The Boatbreakers team were asked by an insurance company to come and remove a motorboat that had broken free from her mooring, washed up on a beach and been tied up against the sea wall in Plymouth.
Each boat we are asked to recover always present different challenges. The biggest challenge this time was how we were going to get the boat which was either sat on a stone beach at low tide or at high tide floating against the sea wall with no place we could safely get down to her.
In our office in Portsmouth we used Google maps to formulate our plan. There was access to the small section of beach via a side road which had a slipway at the end. The plan was to drive down early to Plymouth, with a boat trailer, blow up dinghy, oars, rope and tools. We even had a full immersion suit just in case it needed one of the team to take a dip. Then at high tide row out to the boat, tie her to our rope and then gently pull her across to the slipway before winching her onto the trailer. All very straightforward…
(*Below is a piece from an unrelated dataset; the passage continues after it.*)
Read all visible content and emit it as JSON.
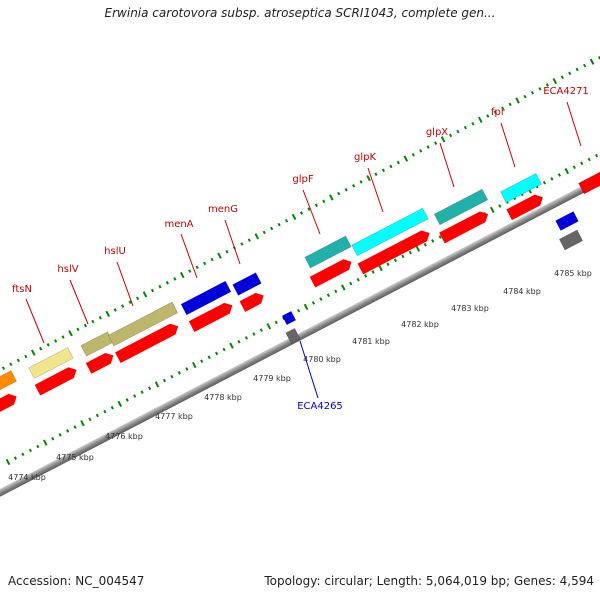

However, when the team got down there after a three-hour drive the boat was nowhere to be seen. After some calls to the former owner he was adamant that the boat should be where everyone expected it to be, but with the tide up there was no sign.
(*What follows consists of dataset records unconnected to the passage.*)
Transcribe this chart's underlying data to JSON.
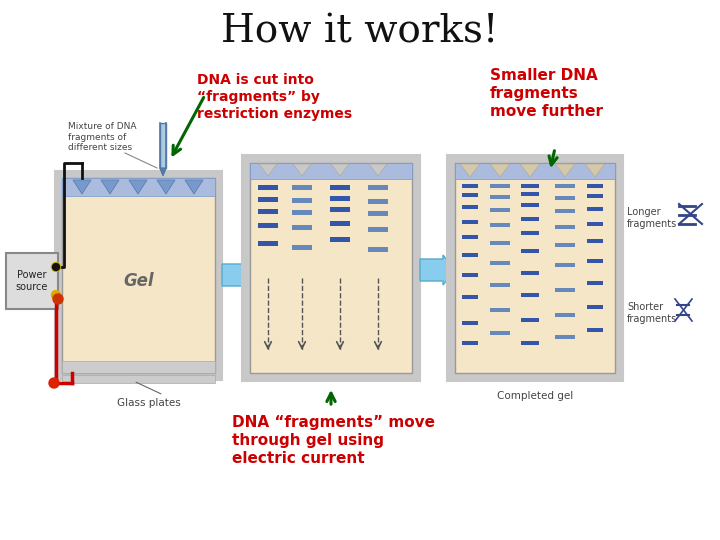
{
  "title": "How it works!",
  "title_fontsize": 28,
  "title_font": "serif",
  "bg_color": "#ffffff",
  "annotation1_line1": "DNA is cut into",
  "annotation1_line2": "“fragments” by",
  "annotation1_line3": "restriction enzymes",
  "annotation2_line1": "Smaller DNA",
  "annotation2_line2": "fragments",
  "annotation2_line3": "move further",
  "annotation3_line1": "DNA “fragments” move",
  "annotation3_line2": "through gel using",
  "annotation3_line3": "electric current",
  "ann1_color": "#cc0000",
  "ann2_color": "#cc0000",
  "ann3_color": "#cc0000",
  "gel_color": "#f5e6c8",
  "gel_border": "#999999",
  "gel_outer": "#c8c8c8",
  "arrow_green": "#006600",
  "big_arrow_color": "#88ccee",
  "big_arrow_edge": "#55aacc",
  "band_dark": "#3355aa",
  "band_light": "#6688bb",
  "wire_red": "#cc0000",
  "wire_black": "#111111",
  "ps_face": "#dddddd",
  "ps_edge": "#888888",
  "label_color": "#444444",
  "top_bar_face": "#aabbdd",
  "top_bar_edge": "#7799cc",
  "tab_face": "#d4c8a8",
  "tab_edge": "#aaaaaa"
}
The team went to have a look from the closest point to the seawall where the boat was supposed to be waiting and sure enough there she was, about 4ft under water. After the initial sigh of relief that we did have a boat to collect and that the journey wasn’t wasted our thoughts turned to how we would recover the wreck.
Our plan didn’t change too much but it was now going to be more challenging to get the rope attached to the front of the boat. With two former Royal Navy sailors in our team it wasn’t long before a lasso technique was used to grab hold of the boat and we were away.
We had to also cut away the mooring lines that were also submerged using a saw attached to a boat hook. Once the team had managed to pull the boat close to the slipway/trailer we attached the winch and pulled the boat clear of the beach. We were worried that we’d then have the job of bailing the boat out which was completely full. But to our delight as the boat came above the water line it was clear she was self-bailing after the damage she had taken from the week rubbing up and down a sea wall.
With the boat on the trailer and emptied of any seawater, lunch was in order before the long drive home to Portsmouth where the boat was crushed up and disposed of on arrival.